En application de l’article 16 du code de procédure civile, le juge doit, en toutes circonstances, faire observer et observer lui-même le principe de la contradiction.
Il ne peut retenir, dans sa décision, les moyens, les explications et les documents invoqués ou produits par les parties que si celles-ci ont été à même d’en débattre contradictoirement.

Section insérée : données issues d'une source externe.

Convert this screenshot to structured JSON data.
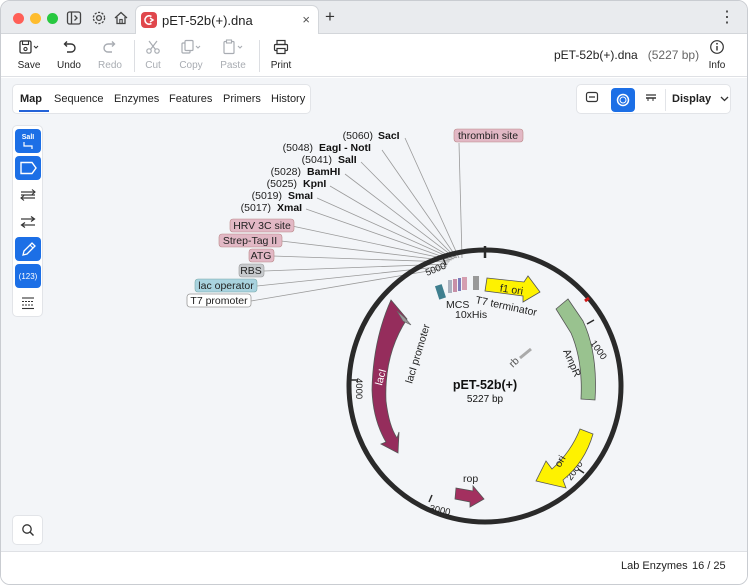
{
  "window": {
    "tab_title": "pET-52b(+).dna",
    "close_glyph": "×",
    "add_glyph": "+",
    "menu_glyph": "⋮",
    "icons": [
      "sidebar-toggle-icon",
      "gear-icon",
      "home-icon"
    ]
  },
  "toolbar": {
    "save": "Save",
    "undo": "Undo",
    "redo": "Redo",
    "cut": "Cut",
    "copy": "Copy",
    "paste": "Paste",
    "print": "Print",
    "info": "Info",
    "doc_name": "pET-52b(+).dna",
    "doc_length": "(5227 bp)"
  },
  "view_tabs": [
    "Map",
    "Sequence",
    "Enzymes",
    "Features",
    "Primers",
    "History"
  ],
  "active_view_tab": "Map",
  "display_button": "Display",
  "sidebar": {
    "enzyme_set_badge": "SalI",
    "numbers_badge": "(123)"
  },
  "map": {
    "name": "pET-52b(+)",
    "length_label": "5227 bp",
    "ticks": [
      "1000",
      "2000",
      "3000",
      "4000",
      "5000"
    ],
    "enzymes": [
      {
        "pos": "(5060)",
        "name": "SacI"
      },
      {
        "pos": "(5048)",
        "name": "EagI - NotI"
      },
      {
        "pos": "(5041)",
        "name": "SalI"
      },
      {
        "pos": "(5028)",
        "name": "BamHI"
      },
      {
        "pos": "(5025)",
        "name": "KpnI"
      },
      {
        "pos": "(5019)",
        "name": "SmaI"
      },
      {
        "pos": "(5017)",
        "name": "XmaI"
      }
    ],
    "feature_labels_left": [
      "HRV 3C site",
      "Strep-Tag II",
      "ATG",
      "RBS",
      "lac operator",
      "T7 promoter"
    ],
    "feature_label_top": "thrombin site",
    "features": {
      "f1_ori": "f1 ori",
      "ampr": "AmpR",
      "ori": "ori",
      "rop": "rop",
      "laci": "lacI",
      "laci_promoter": "lacI promoter",
      "mcs": "MCS",
      "his": "10xHis",
      "t7_terminator": "T7 terminator",
      "rb": "rb"
    },
    "colors": {
      "ori": "#fef200",
      "ampr": "#99c28f",
      "laci": "#952d5c",
      "rop": "#a3305f",
      "site": "#e2b8c5",
      "operator": "#a9d3df",
      "promoter": "#ffffff",
      "rbs": "#c7cacd"
    }
  },
  "status": {
    "enzyme_set": "Lab Enzymes",
    "count": "16 / 25"
  }
}
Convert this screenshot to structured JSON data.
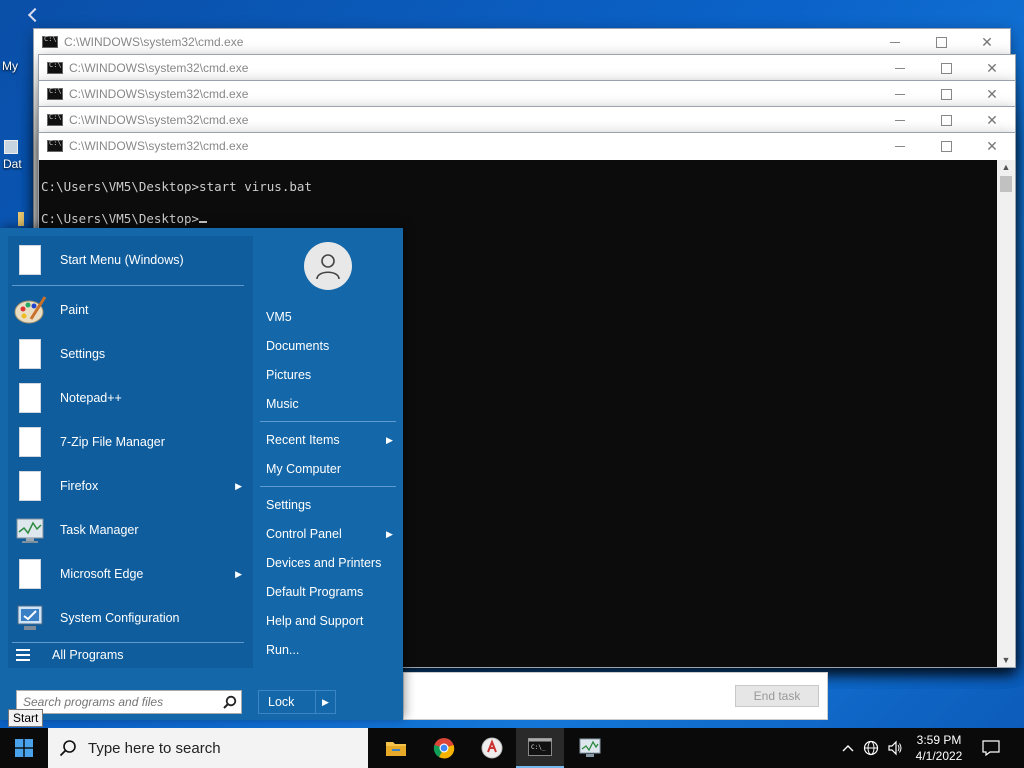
{
  "desktop": {
    "frag_my": "My",
    "frag_dat": "Dat"
  },
  "cmd_windows": [
    {
      "title": "C:\\WINDOWS\\system32\\cmd.exe"
    },
    {
      "title": "C:\\WINDOWS\\system32\\cmd.exe"
    },
    {
      "title": "C:\\WINDOWS\\system32\\cmd.exe"
    },
    {
      "title": "C:\\WINDOWS\\system32\\cmd.exe"
    },
    {
      "title": "C:\\WINDOWS\\system32\\cmd.exe"
    }
  ],
  "console": {
    "line1": "C:\\Users\\VM5\\Desktop>start virus.bat",
    "line2": "C:\\Users\\VM5\\Desktop>"
  },
  "task_dialog": {
    "end_task": "End task"
  },
  "start_menu": {
    "pinned": [
      {
        "label": "Start Menu (Windows)",
        "icon": "document-icon"
      },
      {
        "label": "Paint",
        "icon": "paint-icon"
      },
      {
        "label": "Settings",
        "icon": "document-icon"
      },
      {
        "label": "Notepad++",
        "icon": "document-icon"
      },
      {
        "label": "7-Zip File Manager",
        "icon": "document-icon"
      },
      {
        "label": "Firefox",
        "icon": "document-icon"
      },
      {
        "label": "Task Manager",
        "icon": "task-manager-icon"
      },
      {
        "label": "Microsoft Edge",
        "icon": "document-icon"
      },
      {
        "label": "System Configuration",
        "icon": "system-config-icon"
      }
    ],
    "all_programs": "All Programs",
    "search_placeholder": "Search programs and files",
    "right": {
      "user": "VM5",
      "documents": "Documents",
      "pictures": "Pictures",
      "music": "Music",
      "recent_items": "Recent Items",
      "my_computer": "My Computer",
      "settings": "Settings",
      "control_panel": "Control Panel",
      "devices_printers": "Devices and Printers",
      "default_programs": "Default Programs",
      "help_support": "Help and Support",
      "run": "Run..."
    },
    "lock": "Lock",
    "tooltip": "Start"
  },
  "taskbar": {
    "search_text": "Type here to search",
    "time": "3:59 PM",
    "date": "4/1/2022",
    "accent": "#76b9ed"
  }
}
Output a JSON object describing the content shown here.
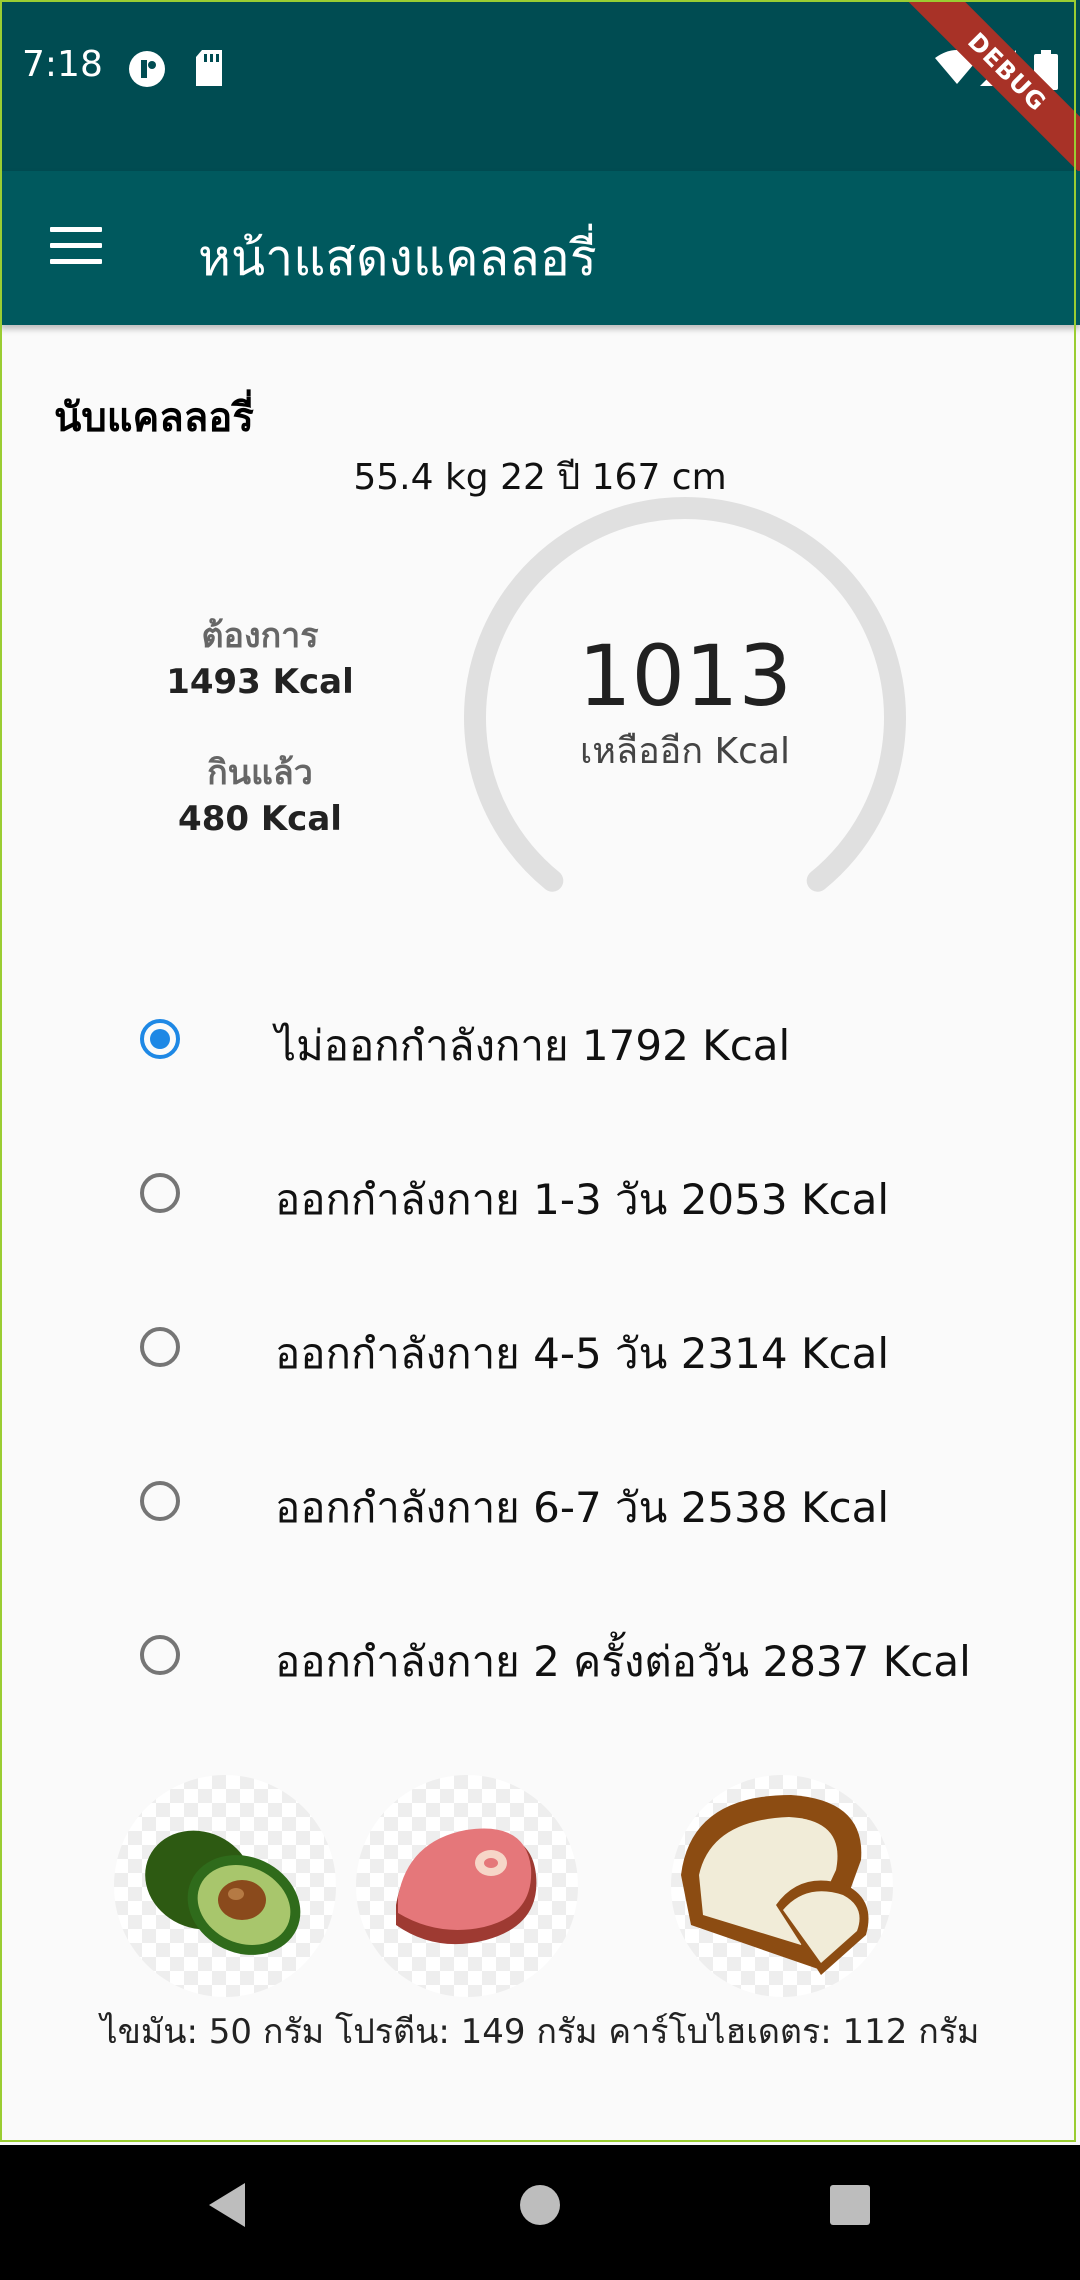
{
  "status_bar": {
    "time": "7:18",
    "debug_label": "DEBUG"
  },
  "app_bar": {
    "title": "หน้าแสดงแคลลอรี่"
  },
  "calorie_section": {
    "title": "นับแคลลอรี่",
    "body_stats": "55.4 kg 22 ปี  167 cm",
    "target_label": "ต้องการ",
    "target_value": "1493 Kcal",
    "eaten_label": "กินแล้ว",
    "eaten_value": "480 Kcal",
    "remaining_value": "1013",
    "remaining_label": "เหลืออีก Kcal"
  },
  "activity_options": [
    {
      "label": "ไม่ออกกำลังกาย 1792 Kcal",
      "selected": true
    },
    {
      "label": "ออกกำลังกาย 1-3 วัน 2053 Kcal",
      "selected": false
    },
    {
      "label": "ออกกำลังกาย 4-5 วัน 2314 Kcal",
      "selected": false
    },
    {
      "label": "ออกกำลังกาย 6-7 วัน 2538 Kcal",
      "selected": false
    },
    {
      "label": "ออกกำลังกาย 2 ครั้งต่อวัน 2837 Kcal",
      "selected": false
    }
  ],
  "macros": {
    "fat": "ไขมัน: 50 กรัม",
    "protein": "โปรตีน: 149 กรัม",
    "carbs": "คาร์โบไฮเดตร: 112 กรัม"
  },
  "icons": [
    "menu-icon",
    "wifi-icon",
    "signal-icon",
    "battery-icon",
    "sd-card-icon",
    "avocado-icon",
    "steak-icon",
    "bread-icon",
    "back-icon",
    "home-icon",
    "recents-icon"
  ],
  "colors": {
    "status_bar": "#004c52",
    "app_bar": "#00595e",
    "radio_selected": "#1e88e5",
    "gauge_track": "#e0e0e0"
  }
}
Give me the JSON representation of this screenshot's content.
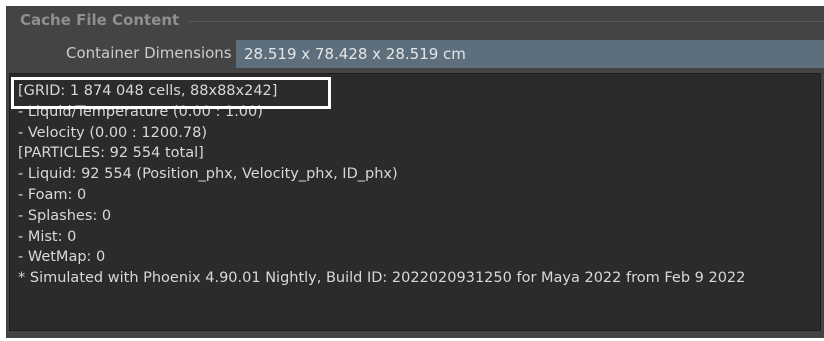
{
  "section": {
    "title": "Cache File Content"
  },
  "container": {
    "label": "Container Dimensions",
    "value": "28.519 x 78.428 x 28.519 cm"
  },
  "content": {
    "lines": [
      "[GRID: 1 874 048 cells, 88x88x242]",
      "- Liquid/Temperature (0.00 : 1.00)",
      "- Velocity (0.00 : 1200.78)",
      "[PARTICLES: 92 554 total]",
      "- Liquid: 92 554 (Position_phx, Velocity_phx, ID_phx)",
      "- Foam: 0",
      "- Splashes: 0",
      "- Mist: 0",
      "- WetMap: 0",
      "* Simulated with Phoenix 4.90.01 Nightly, Build ID: 2022020931250 for Maya 2022 from Feb  9 2022"
    ]
  },
  "colors": {
    "panel_bg": "#444444",
    "field_bg": "#5d6f7d",
    "content_bg": "#2b2b2b",
    "highlight": "#ffffff"
  }
}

Il ne peut fonder sa décision sur les moyens de droit qu’il a relevés d’office sans avoir au préalable invité les parties à présenter leurs observations.
Aux termes de l’article 554 du code de procédure pénale « La signification des décisions, dans les cas où elle est nécessaire, est effectuée à la requête du ministère public ou de la partie civile ».
Aux termes de l’article 503 du code de procédure civile « Les jugements ne peuvent être exécutés contre ceux auxquels ils sont opposés qu’après leur avoir été notifiés, à moins que l’exécution n’en soit volontaire. En cas d’exécution au seul vu de la minute, la présentation de celle-ci vaut notification ».
En l’espèce, il y a lieu de relever que Monsieur [H] [Y] évoque pour la première fois un nouveau moyen de nullité des trois saisies-attribution qu’il conteste et alors que l’assignation date de plus de 3 ans et malgré de nombreux renvois intervenus dans le cadre de cette procédure ; que ses dernières écritures intitulées « conclusions récapitulatives » sont datées du 24 novembre 2025 soit deux jours avant l’audience de plaidoirie.
S’il est compréhensible qu’il s’oppose à ce que les significations dont il déplore l’absence soient communiquées par la partie adverse en cours de délibéré, il y a lieu de rouvrir les débats afin de permettre à la partie adverse de les produire et aux parties de pouvoir en débattre contradictoirement si lesdites significations étaient bien intervenues.
Dès lors, il y a lieu de rouvrir les débats et d’inviter Madame [R] [F] à produire la signification du jugement du Tribunal correctionnel de Strasbourg du 12 septembre 2018 et de l’arrêt de la Cour d’appel de Colmar du 29 octobre 2019 à Monsieur [H] [Y].
PAR CES MOTIFS
Le juge de l’exécution statuant publiquement, par mise à disposition au greffe, par décision portant mesure d’administration judiciaire et avant-dire droit, non susceptible de recours,
ORDONNE la réouverture des débats ;
RENVOIE la cause et les parties à l’audience du Juge de l’Exécution qui se tiendra le 11 mars 2026 à 8 heures 45, salle 100, au Tribunal Judiciaire de Strasbourg, site [Adresse 6] ;
INVITE pour l’audience de renvoi, Madame [R] [F] à produire la signification du jugement du Tribunal correctionnel de Strasbourg du 12 septembre 2018 et de l’arrêt de la Cour d’appel de Colmar du 29 octobre 2019 à Monsieur [H] [Y] ;
SURSOIT A STATUER sur l’ensemble des demandes ;
Ainsi fait et prononcé les jour, mois et an susdits, siégeant Madame KARATAS, présidant l’audience, assistée de Madame le greffier, qui ont signé la minute de la présence décision.